O CFM alerta que a venda de atestados médicos pela internet é ilegal e reforça que a emissão do documento pressupõe avaliação médica.
O segurado que busca um benefício previdenciário deve compreender que não existe atalho seguro para substituir a comprovação real da incapacidade ou da condição de saúde.
Um documento falso pode parecer uma solução rápida, mas pode transformar um problema previdenciário em um problema criminal e administrativo muito mais sério.
A importância da orientação jurídica
Quando existe dúvida sobre a documentação necessária para um benefício previdenciário, o caminho adequado é buscar orientação profissional.
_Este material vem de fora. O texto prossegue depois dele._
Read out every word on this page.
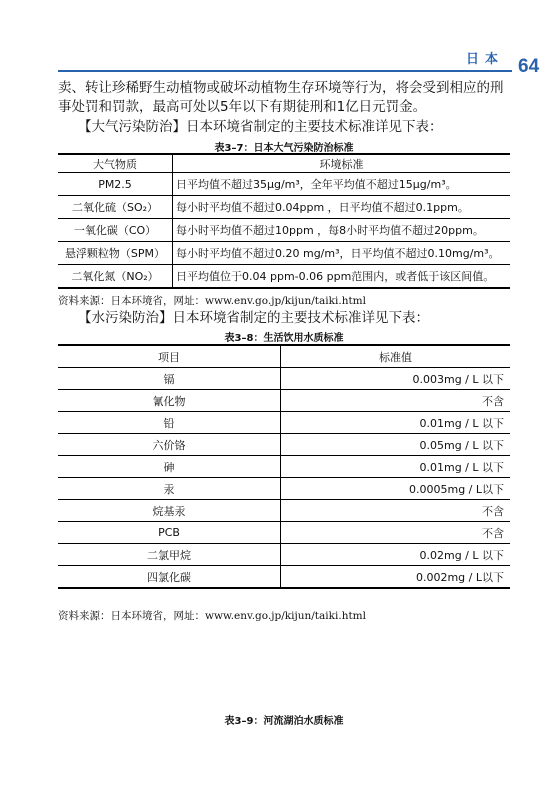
日本 64

卖、转让珍稀野生动植物或破坏动植物生存环境等行为，将会受到相应的刑事处罚和罚款，最高可处以5年以下有期徒刑和1亿日元罚金。

【大气污染防治】日本环境省制定的主要技术标准详见下表：

表3–7：日本大气污染防治标准
大气物质	环境标准
PM2.5	日平均值不超过35μg/m³，全年平均值不超过15μg/m³。
二氧化硫（SO₂）	每小时平均值不超过0.04ppm ，日平均值不超过0.1ppm。
一氧化碳（CO）	每小时平均值不超过10ppm ，每8小时平均值不超过20ppm。
悬浮颗粒物（SPM）	每小时平均值不超过0.20 mg/m³，日平均值不超过0.10mg/m³。
二氧化氮（NO₂）	日平均值位于0.04 ppm-0.06 ppm范围内，或者低于该区间值。
资料来源：日本环境省，网址：www.env.go.jp/kijun/taiki.html

【水污染防治】日本环境省制定的主要技术标准详见下表：

表3–8：生活饮用水质标准
项目	标准值
镉	0.003mg / L 以下
氰化物	不含
铅	0.01mg / L 以下
六价铬	0.05mg / L 以下
砷	0.01mg / L 以下
汞	0.0005mg / L以下
烷基汞	不含
PCB	不含
二氯甲烷	0.02mg / L 以下
四氯化碳	0.002mg / L以下
资料来源：日本环境省，网址：www.env.go.jp/kijun/taiki.html
表3–9：河流湖泊水质标准
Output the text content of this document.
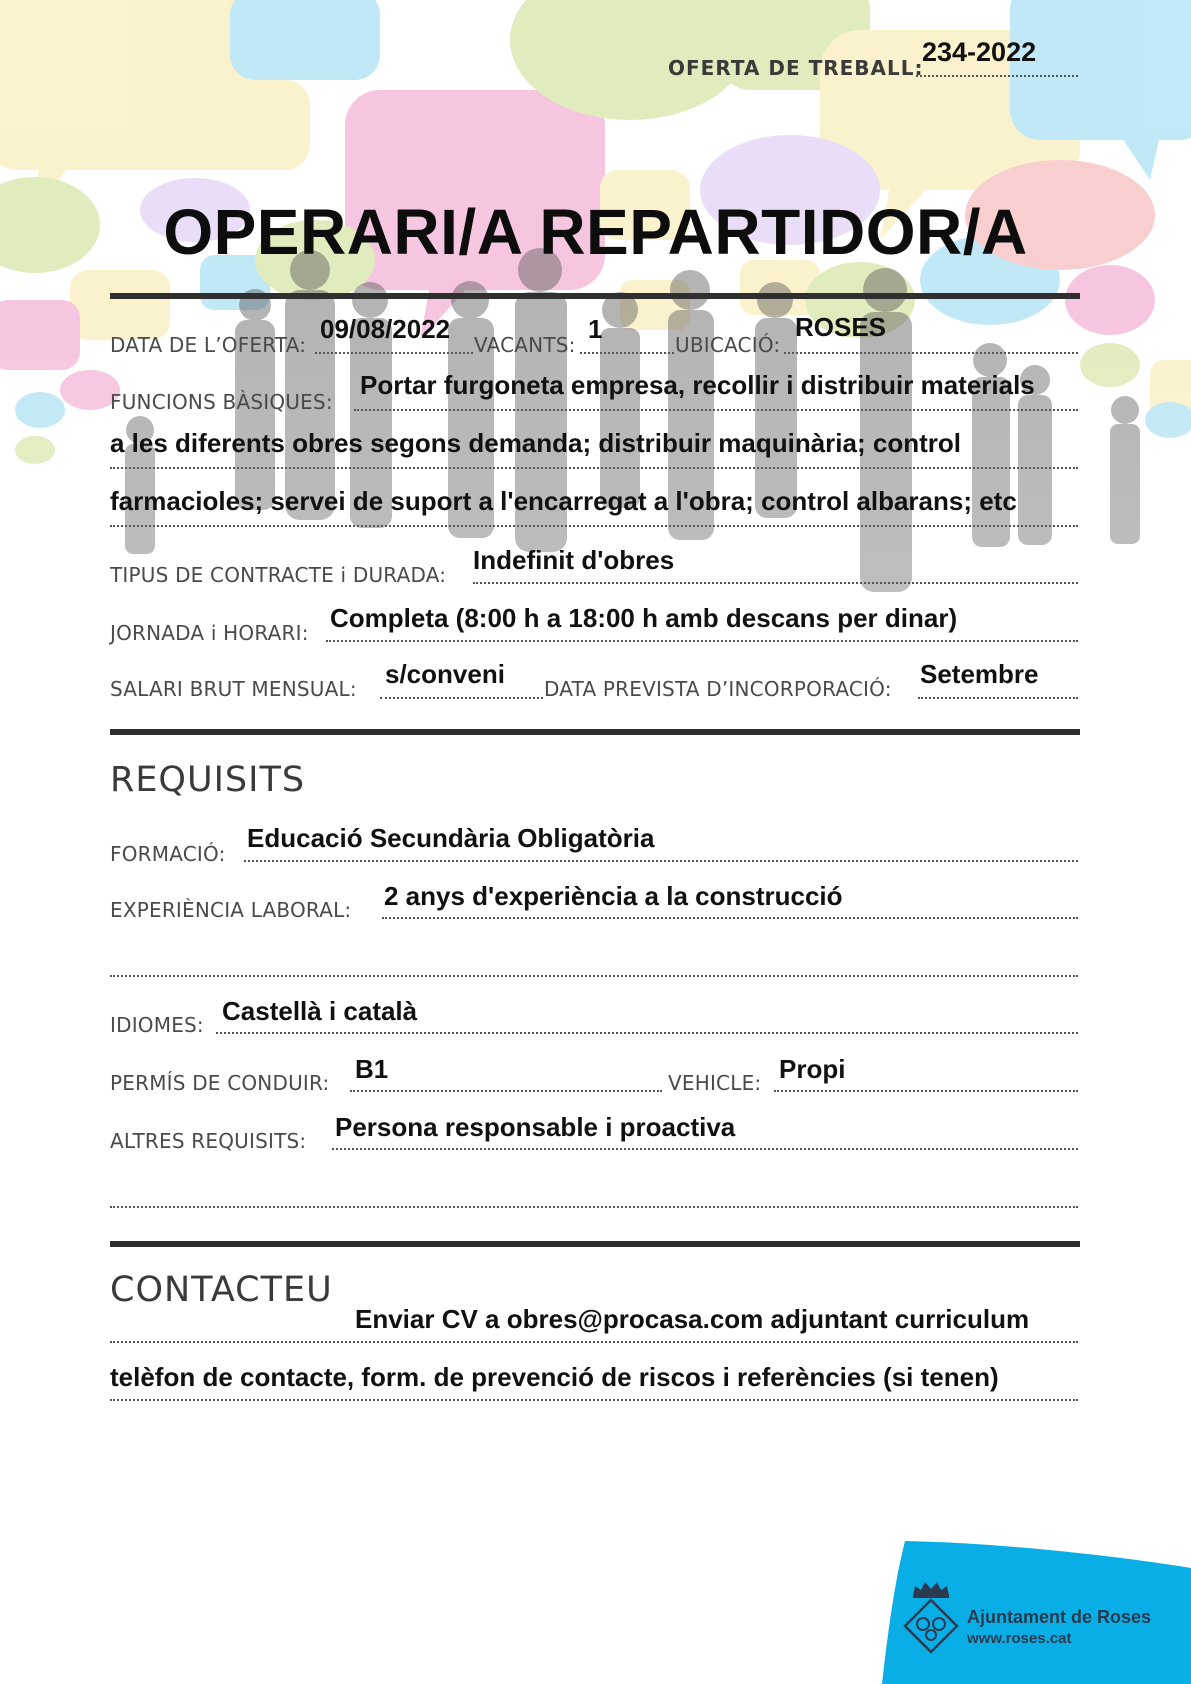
OFERTA DE TREBALL:
234-2022
OPERARI/A REPARTIDOR/A
DATA DE L’OFERTA:
09/08/2022
VACANTS:
1
UBICACIÓ:
ROSES
FUNCIONS BÀSIQUES:
Portar furgoneta empresa, recollir i distribuir materials
a les diferents obres segons demanda; distribuir maquinària; control
farmacioles; servei de suport a l'encarregat a l'obra; control albarans; etc
TIPUS DE CONTRACTE i DURADA: Indefinit d'obres
JORNADA i HORARI: Completa (8:00 h a 18:00 h amb descans per dinar)
SALARI BRUT MENSUAL: s/conveni DATA PREVISTA D’INCORPORACIÓ: Setembre
REQUISITS
FORMACIÓ:
Educació Secundària Obligatòria
EXPERIÈNCIA LABORAL: 2 anys d'experiència a la construcció
IDIOMES: Castellà i català
PERMÍS DE CONDUIR: B1	VEHICLE: Propi
ALTRES REQUISITS: Persona responsable i proactiva
CONTACTEU
Enviar CV a obres@procasa.com adjuntant curriculum
telèfon de contacte, form. de prevenció de riscos i referències (si tenen)
Ajuntament de Roses
www.roses.cat
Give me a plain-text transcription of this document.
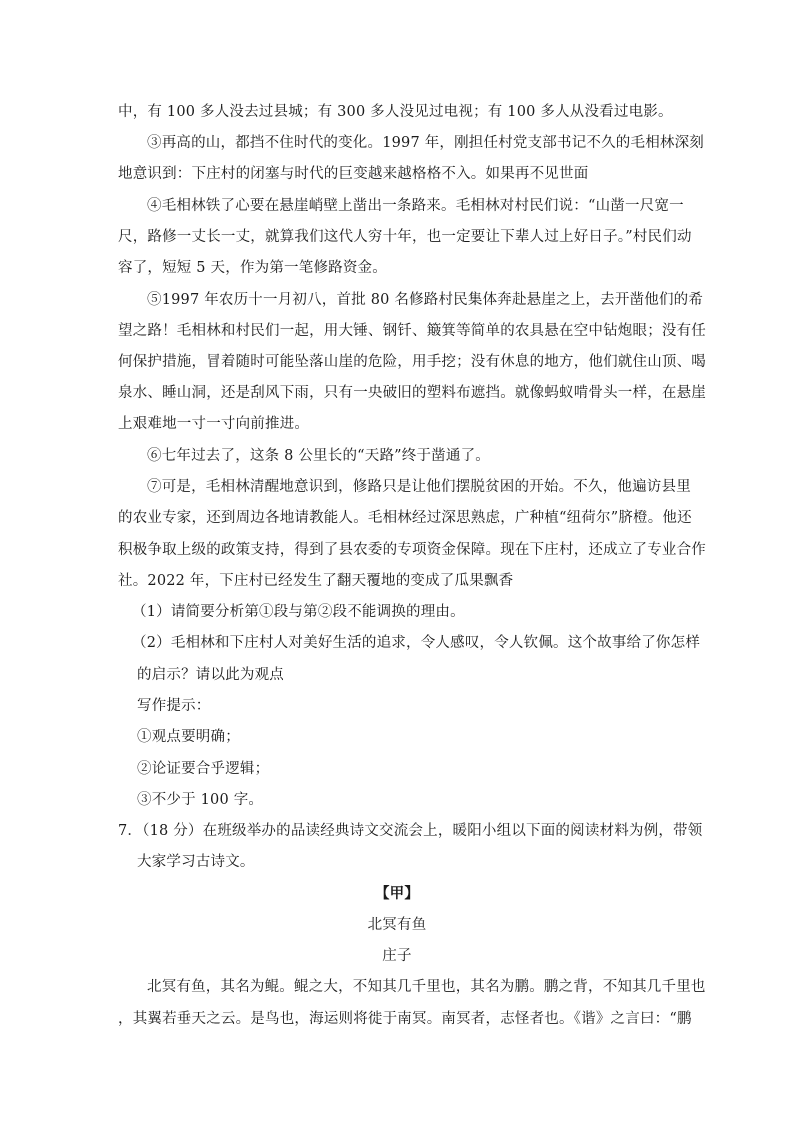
中，有 100 多人没去过县城；有 300 多人没见过电视；有 100 多人从没看过电影。
③再高的山，都挡不住时代的变化。1997 年，刚担任村党支部书记不久的毛相林深刻
地意识到：下庄村的闭塞与时代的巨变越来越格格不入。如果再不见世面
④毛相林铁了心要在悬崖峭壁上凿出一条路来。毛相林对村民们说：“山凿一尺宽一
尺，路修一丈长一丈，就算我们这代人穷十年，也一定要让下辈人过上好日子。”村民们动
容了，短短 5 天，作为第一笔修路资金。
⑤1997 年农历十一月初八，首批 80 名修路村民集体奔赴悬崖之上，去开凿他们的希
望之路！毛相林和村民们一起，用大锤、钢钎、簸箕等简单的农具悬在空中钻炮眼；没有任
何保护措施，冒着随时可能坠落山崖的危险，用手挖；没有休息的地方，他们就住山顶、喝
泉水、睡山洞，还是刮风下雨，只有一央破旧的塑料布遮挡。就像蚂蚁啃骨头一样，在悬崖
上艰难地一寸一寸向前推进。
⑥七年过去了，这条 8 公里长的“天路”终于凿通了。
⑦可是，毛相林清醒地意识到，修路只是让他们摆脱贫困的开始。不久，他遍访县里
的农业专家，还到周边各地请教能人。毛相林经过深思熟虑，广种植“纽荷尔”脐橙。他还
积极争取上级的政策支持，得到了县农委的专项资金保障。现在下庄村，还成立了专业合作
社。2022 年，下庄村已经发生了翻天覆地的变成了瓜果飘香
（1）请简要分析第①段与第②段不能调换的理由。
（2）毛相林和下庄村人对美好生活的追求，令人感叹，令人钦佩。这个故事给了你怎样
的启示？请以此为观点
写作提示：
①观点要明确；
②论证要合乎逻辑；
③不少于 100 字。
7．（18 分）在班级举办的品读经典诗文交流会上，暖阳小组以下面的阅读材料为例，带领
大家学习古诗文。
【甲】
北冥有鱼
庄子
北冥有鱼，其名为鲲。鲲之大，不知其几千里也，其名为鹏。鹏之背，不知其几千里也
，其翼若垂天之云。是鸟也，海运则将徙于南冥。南冥者，志怪者也。《谐》之言曰：“鹏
O advogado pode analisar a documentação disponível, verificar quais provas são relevantes para o caso e orientar o segurado sobre a forma correta de apresentar as informações ao INSS ou ao Poder Judiciário.
Se houver suspeita de irregularidade em algum documento médico, também é importante avaliar a situação antes de utilizá-lo.
Conclusão
Laudo médico não é apenas um papel: é um documento técnico que possui relevância jurídica.
A falsificação, adulteração ou utilização consciente de documento médico falso pode gerar consequências que vão muito além da negativa de um benefício.
No âmbito previdenciário, a melhor estratégia é sempre trabalhar com documentação verdadeira, atualizada e compatível com a realidade do segurado.
Se houver dificuldades para comprovar uma incapacidade ou condição de saúde, o caminho adequado é buscar os meios legais de produção de prova — e não recorrer a documentos falsos.
Informação, documentação correta e orientação jurídica são os caminhos mais seguros para proteger os direitos do segurado.